“ONTOLOGI TAUHID”: MEMBANGUN PARADIGMA SUFISTIK DALAM RISET SAINTIFIK

Jurnal Suficademic | Artikel No. 34 | Maret 2023

“ONTOLOGI TAUHID”: MEMBANGUN PARADIGMA SUFISTIK DALAM RISET SAINTIFIK
Oleh Said Muniruddin | RECTOR | The Suficademic

BISMILLAHIRRAHMANIRRAHIEM. Apa arti tauhid?

Ontologi Tauhid

Tauhid adalah masdar dari kata kerja (fi’il) wahhada: wahhada-yuwahhidu-tauhiidan. Akar katanya wahhada, yang artinya: “menjadikan sesuatu satu saja”. Selanjutnya, ketika dibawa dalam konteks ketuhanan, tauhid adalah meyakini bahwa Allah, dengan berbagai atributnya, itu esa.

TAUHID adalah meyakini bahwa Allah, dengan berbagai atributnya, itu esa.

SAID MUNIRUDDIN, “THE SUFICADEMIC”

Tauhid itu artinya Esa. Tunggal. Manunggal. Menyatu. Dijadikan satu. Semuanya satu. Hakikatnya satu.

Paradigma tauhid menginginkan kita punya cara berfikir seperti itu. Segalanya adalah satu (oneness). Semua yang banyak ini, sebenarnya tunggal. Aneka partikularitas yang mencuat kepermukaan, itu hakikatnya satu. Pluralitas dari cahaya matahari yang menyinari berbagai titik di bumi, itu satu pada sumbernya.

Semua sisi; dhahir dan batin, tidak terpisah. Mind and body, itu satu. Yin dan Yang, is one. Dunia materi dan immateri, itu tidak berjarak. Alam makro dan mikro, itu integral.

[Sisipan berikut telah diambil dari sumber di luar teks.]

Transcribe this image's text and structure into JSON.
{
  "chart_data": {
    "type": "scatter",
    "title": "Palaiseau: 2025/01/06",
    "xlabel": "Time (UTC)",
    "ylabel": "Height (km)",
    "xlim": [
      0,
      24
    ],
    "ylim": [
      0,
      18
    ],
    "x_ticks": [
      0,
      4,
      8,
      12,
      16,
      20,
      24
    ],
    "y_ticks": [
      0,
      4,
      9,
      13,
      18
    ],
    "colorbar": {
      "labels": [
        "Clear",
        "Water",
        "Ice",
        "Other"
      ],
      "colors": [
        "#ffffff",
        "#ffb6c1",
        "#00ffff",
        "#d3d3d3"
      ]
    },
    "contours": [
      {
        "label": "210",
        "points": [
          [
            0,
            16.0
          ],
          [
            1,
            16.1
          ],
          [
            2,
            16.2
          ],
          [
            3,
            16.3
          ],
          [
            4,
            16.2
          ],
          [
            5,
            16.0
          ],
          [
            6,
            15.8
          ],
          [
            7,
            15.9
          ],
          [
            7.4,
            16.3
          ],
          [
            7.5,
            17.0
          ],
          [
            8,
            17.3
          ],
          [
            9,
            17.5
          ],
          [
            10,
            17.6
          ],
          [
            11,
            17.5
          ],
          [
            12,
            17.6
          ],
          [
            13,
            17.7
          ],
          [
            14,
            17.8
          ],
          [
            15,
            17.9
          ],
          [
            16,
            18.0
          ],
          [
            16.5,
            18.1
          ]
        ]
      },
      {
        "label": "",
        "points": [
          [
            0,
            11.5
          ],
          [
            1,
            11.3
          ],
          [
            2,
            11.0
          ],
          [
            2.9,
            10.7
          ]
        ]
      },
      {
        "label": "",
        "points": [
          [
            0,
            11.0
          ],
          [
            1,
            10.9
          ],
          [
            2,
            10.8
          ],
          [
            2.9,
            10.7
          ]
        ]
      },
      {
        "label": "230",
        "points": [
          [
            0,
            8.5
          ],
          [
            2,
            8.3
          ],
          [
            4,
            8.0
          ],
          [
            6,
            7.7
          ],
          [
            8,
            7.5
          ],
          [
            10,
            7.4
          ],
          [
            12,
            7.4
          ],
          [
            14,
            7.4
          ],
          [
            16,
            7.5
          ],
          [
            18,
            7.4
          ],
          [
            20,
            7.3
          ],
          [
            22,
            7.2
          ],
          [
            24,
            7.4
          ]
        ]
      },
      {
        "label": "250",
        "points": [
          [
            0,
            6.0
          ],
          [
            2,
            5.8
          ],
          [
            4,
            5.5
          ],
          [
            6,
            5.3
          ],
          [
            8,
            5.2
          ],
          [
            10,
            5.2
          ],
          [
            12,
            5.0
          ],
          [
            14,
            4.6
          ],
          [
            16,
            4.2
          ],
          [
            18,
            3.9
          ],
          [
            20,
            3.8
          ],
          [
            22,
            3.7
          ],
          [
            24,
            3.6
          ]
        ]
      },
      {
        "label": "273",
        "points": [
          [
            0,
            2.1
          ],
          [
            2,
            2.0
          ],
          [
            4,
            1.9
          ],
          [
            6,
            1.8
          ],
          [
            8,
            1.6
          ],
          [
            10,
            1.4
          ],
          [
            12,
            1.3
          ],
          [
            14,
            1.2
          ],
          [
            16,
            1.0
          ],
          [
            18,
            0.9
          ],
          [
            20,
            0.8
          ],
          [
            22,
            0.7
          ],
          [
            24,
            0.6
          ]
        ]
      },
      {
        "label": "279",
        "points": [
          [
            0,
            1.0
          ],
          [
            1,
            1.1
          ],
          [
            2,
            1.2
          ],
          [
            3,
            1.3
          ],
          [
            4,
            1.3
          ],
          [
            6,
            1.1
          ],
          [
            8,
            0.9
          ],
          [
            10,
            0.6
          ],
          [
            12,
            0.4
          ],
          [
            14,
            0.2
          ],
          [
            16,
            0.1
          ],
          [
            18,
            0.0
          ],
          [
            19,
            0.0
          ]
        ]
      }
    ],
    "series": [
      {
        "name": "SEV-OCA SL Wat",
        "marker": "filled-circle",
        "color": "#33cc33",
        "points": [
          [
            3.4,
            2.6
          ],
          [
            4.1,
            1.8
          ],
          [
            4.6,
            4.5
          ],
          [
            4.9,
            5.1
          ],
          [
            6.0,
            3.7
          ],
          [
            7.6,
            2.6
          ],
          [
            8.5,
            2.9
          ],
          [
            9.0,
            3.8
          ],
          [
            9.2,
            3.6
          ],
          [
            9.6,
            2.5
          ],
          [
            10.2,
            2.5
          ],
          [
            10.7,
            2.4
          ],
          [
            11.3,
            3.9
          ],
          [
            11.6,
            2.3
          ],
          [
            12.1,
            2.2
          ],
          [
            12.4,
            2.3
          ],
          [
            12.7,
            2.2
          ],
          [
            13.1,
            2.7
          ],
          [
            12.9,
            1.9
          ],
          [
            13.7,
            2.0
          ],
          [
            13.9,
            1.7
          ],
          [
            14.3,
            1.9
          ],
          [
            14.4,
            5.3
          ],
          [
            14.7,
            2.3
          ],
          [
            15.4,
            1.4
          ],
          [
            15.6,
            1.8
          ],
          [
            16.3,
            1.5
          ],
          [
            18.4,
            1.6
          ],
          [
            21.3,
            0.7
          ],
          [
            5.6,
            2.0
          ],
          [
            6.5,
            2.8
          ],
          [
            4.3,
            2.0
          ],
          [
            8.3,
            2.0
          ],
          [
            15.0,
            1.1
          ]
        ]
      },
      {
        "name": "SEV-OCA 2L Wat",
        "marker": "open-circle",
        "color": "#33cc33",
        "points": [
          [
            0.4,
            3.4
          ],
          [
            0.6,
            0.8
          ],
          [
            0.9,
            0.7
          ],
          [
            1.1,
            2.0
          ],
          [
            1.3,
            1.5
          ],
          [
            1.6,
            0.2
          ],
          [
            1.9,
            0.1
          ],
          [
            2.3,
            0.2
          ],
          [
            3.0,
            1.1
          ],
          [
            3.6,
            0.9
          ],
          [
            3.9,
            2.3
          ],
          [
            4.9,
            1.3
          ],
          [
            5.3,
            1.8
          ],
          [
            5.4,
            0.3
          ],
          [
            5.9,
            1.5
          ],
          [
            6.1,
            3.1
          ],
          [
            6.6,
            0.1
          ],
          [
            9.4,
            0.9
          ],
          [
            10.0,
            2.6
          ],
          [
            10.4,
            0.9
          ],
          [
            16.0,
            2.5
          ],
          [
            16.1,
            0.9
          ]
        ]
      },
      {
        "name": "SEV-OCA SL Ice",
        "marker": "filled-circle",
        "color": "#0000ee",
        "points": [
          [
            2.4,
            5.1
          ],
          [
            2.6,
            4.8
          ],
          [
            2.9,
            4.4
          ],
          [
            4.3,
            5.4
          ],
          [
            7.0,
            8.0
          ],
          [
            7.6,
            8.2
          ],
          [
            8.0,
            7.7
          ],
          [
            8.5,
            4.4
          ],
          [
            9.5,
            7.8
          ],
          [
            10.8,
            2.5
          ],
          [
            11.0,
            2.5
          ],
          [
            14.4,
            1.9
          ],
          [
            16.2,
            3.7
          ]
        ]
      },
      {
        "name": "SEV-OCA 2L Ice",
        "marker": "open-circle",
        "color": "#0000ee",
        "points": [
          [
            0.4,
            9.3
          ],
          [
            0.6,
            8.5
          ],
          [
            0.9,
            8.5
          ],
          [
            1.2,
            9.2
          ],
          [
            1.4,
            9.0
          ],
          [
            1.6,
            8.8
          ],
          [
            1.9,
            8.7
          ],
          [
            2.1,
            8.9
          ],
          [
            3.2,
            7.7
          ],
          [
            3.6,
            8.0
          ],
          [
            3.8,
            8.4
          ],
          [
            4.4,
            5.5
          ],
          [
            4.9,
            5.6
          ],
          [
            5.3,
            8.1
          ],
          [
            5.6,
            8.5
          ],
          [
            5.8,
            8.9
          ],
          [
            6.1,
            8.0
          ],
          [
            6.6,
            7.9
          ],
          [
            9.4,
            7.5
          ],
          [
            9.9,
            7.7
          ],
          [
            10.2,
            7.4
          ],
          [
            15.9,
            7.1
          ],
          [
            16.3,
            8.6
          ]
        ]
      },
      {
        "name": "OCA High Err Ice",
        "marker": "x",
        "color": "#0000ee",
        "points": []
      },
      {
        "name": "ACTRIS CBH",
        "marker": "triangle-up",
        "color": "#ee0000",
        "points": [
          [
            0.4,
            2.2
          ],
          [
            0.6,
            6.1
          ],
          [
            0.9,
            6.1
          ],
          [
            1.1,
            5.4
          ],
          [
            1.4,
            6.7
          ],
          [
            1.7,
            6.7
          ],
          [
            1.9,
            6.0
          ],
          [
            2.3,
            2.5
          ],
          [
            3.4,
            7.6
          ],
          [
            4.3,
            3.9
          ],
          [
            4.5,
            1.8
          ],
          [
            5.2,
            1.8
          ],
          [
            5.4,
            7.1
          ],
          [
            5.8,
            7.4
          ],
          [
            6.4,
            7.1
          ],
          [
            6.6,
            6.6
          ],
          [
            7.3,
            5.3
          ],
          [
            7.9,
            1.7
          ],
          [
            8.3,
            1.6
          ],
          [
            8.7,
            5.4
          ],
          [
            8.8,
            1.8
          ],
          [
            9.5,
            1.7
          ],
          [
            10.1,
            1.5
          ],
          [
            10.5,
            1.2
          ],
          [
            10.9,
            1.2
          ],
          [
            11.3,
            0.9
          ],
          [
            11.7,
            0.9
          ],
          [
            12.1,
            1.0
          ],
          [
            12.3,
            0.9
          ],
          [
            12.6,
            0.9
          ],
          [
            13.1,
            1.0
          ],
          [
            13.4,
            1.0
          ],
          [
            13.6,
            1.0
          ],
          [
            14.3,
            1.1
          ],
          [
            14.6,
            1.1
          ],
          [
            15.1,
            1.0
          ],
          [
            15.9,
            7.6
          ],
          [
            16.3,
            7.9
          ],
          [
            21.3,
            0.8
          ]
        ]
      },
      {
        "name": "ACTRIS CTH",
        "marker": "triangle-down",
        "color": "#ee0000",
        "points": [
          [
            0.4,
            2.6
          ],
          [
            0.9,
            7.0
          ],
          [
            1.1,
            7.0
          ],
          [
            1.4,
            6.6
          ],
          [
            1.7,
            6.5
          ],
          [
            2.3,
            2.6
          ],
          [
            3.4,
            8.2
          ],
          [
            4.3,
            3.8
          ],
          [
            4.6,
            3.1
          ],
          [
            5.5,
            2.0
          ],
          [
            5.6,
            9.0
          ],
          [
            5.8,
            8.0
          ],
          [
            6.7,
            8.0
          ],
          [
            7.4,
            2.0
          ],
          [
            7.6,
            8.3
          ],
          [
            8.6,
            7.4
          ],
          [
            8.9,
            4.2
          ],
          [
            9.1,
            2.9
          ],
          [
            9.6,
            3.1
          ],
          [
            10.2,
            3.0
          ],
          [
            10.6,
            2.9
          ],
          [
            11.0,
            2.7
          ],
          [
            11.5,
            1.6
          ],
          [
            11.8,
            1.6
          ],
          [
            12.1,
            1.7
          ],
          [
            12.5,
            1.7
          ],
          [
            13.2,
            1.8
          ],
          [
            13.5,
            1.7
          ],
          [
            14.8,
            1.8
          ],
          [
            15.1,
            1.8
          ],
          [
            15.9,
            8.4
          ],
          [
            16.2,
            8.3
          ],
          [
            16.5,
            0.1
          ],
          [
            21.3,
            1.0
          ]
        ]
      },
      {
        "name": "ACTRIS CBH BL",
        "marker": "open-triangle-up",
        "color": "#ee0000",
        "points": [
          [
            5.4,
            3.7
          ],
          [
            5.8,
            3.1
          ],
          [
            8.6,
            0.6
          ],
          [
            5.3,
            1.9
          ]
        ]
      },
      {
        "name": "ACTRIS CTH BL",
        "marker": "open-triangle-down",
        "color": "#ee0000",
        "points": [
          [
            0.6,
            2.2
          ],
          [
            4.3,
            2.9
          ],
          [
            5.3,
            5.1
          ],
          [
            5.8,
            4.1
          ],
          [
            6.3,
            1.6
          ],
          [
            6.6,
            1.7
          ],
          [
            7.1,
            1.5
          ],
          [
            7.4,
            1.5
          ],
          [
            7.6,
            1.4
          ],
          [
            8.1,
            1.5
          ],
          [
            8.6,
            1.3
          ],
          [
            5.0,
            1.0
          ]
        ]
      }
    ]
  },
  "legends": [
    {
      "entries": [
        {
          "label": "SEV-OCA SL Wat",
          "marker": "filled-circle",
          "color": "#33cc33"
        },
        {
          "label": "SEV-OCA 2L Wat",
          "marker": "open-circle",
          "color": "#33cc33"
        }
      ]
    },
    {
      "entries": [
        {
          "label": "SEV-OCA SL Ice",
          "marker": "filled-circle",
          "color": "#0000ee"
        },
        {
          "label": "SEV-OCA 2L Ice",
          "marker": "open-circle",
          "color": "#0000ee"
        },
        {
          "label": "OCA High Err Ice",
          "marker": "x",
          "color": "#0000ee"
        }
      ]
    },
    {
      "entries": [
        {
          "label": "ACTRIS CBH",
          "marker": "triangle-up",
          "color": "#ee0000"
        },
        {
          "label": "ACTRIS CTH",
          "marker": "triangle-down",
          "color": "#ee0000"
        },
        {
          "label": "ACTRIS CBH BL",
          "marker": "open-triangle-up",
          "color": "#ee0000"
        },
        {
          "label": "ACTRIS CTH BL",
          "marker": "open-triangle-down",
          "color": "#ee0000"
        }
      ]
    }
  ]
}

Dunia dan akhirat, tidak ada ruang pemisah. Semuanya tersambung. Satu.

Semua warna yang terlihat beragam pada prisma, itu sesungguhnya tunggal. Segala penampakan yang terlihat begitu banyak di alam semesta, itu sebenarnya satu. Ribuan gelombang yang muncul dipermukaan laut, kalau diteliti, itu menyatu dalam satu samudera.

Coba perhatikan diri Anda. Ada mata, hidung, telinga, tangan, kaki, kulit, sel, darah, tulang dan milyaran substansi lainnya. Bahkan juga ada elemen-elemen tidak kasat seperti pikiran, perasaan dan jiwa. Semuanya beragam dan beda. Tapi sebenarnya itu satu, dalam wujud manusia. Bahkan lebih tinggi lagi, semua manusia, laki dan perempuan, walau warna kulit berbeda, itu semuanya tercipta dari cahaya, atau “jiwa yang satu” (min nafs wahidah, QS. An-Nisa: 1).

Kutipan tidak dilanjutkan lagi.